En un momento el submarino, parecía volver a su forma natural, pero nuevamente se inclinó hacia popa deteniéndose al tocar fondo. Naquin llegó a la conclusión de que la gran válvula de aspiración había quedado abierta, a pesar de que la lámpara de aviso indicaba su cierre. Por tanto, bastaba con que un submarinista saliera del buque y cerrara la toma externa, de manera que luego pudiera bombearse el agua de la sala de motores permitiendo la rápida emersión del submarino.
Pero, de improviso, un cortocircuito provocó un incendio a proa, las luces se apagaron y todos los interruptores quedaron desactivados para impedir que las llamas se propagaran a las otras salas. Se lanzó la baliza de señalización que permitía la unión telefónica y varios cohetes-bengala. El submarino fue rápidamente localizado por su gemelo, el USS Sculpin, pero la comunicación telefónica fallo.
La temperatura en la nave es de 1ºC y la oscuridad solo es rota por las linternas portátiles. En unas pocas horas el USS Squalus se daría por perdido, iniciándose una misión de auxilio de inmediato, por lo que ordenó que todos se tendieran en las literas a fin de economizar fuerzas y oxígeno.
El teniente "Swede" Momsen , al mando del S-1, participaba en las tareas de rescate del S-51. Momsen puso en marcha la construcción de una campana que fuera bajada desde la superficie y fijada a una escotilla de escape del submarino siniestrado permitiendo el rescate de la tripulación. Realizó unos esquemas y los envió a través de la cadena de mando a sus superiores. Momsen participo en el rescate del USS Squalus.
El equipo liderado por Momsen hizo descender a un buzo, que llegó al fondo a menos de un par de metros de la escotilla de emergencia, en la cubierta de proa del USS Squalus.
Limpió la superficie necesaria para fijar la campana de salvamento, de manera que quedara una unión estanca y luego afirmó un cable arriado desde el Falcon. Un equipo de buzos logró abrir la escotilla de emergencia.

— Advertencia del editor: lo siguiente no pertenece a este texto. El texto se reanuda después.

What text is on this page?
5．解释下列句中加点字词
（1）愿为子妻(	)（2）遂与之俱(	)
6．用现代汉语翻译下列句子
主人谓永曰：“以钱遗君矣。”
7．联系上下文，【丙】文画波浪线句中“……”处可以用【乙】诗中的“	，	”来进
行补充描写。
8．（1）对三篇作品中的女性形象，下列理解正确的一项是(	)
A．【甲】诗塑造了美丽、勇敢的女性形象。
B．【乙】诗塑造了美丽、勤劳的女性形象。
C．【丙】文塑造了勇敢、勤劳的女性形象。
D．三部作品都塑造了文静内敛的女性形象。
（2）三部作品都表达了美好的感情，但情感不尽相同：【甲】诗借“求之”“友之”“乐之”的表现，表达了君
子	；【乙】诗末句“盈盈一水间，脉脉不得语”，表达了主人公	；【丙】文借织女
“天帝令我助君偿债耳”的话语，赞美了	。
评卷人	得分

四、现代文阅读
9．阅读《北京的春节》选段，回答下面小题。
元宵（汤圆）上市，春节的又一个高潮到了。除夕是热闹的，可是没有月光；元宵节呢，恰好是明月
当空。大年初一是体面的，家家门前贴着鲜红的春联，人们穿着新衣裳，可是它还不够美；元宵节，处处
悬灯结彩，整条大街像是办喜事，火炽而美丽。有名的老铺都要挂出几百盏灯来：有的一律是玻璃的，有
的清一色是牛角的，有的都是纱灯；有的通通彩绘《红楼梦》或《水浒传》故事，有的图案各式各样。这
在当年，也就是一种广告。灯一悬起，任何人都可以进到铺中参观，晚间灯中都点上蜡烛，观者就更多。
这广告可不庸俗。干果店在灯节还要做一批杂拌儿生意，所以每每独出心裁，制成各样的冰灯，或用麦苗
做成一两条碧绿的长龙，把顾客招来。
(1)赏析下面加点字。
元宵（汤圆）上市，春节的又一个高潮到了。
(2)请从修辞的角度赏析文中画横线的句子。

En la primera salida fueron salvados siete hombres y al cabo de dos horas se volvió a bajar la campana. Se realizaron 4 viajes para salvar a los 33 supervivientes y un quinto para comprobar que no quedaban supervivientes a bordo. Los primeros 3 viajes se realizaron con éxito, pero luego de 36 horas de estar atrapados, al realizarse el cuarto viaje el cable de ascenso se enredó y no podían subir la campana.
Un buzo bajo para cortar el cable, y lo logró. La campana comenzó a ser subida, pero solo pendía de un cable. Este cable no soporta todo el peso por sí sólo y comienza a ceder.
Antes de perder la cámara deciden hacerla descender de nuevo. Cuatro horas más de confinamiento y ahora en un espacio aún más reducido. Finalmente deciden subir la campana a mano, usando el cable debilitado. Poco a poco la campana es subida hasta llegar a la superficie. A pesar de los esfuerzos por continuar con el rescate los esfuerzos de rescatar al resto fueron inútiles. Solo 33 tripulantes sobrevivieron.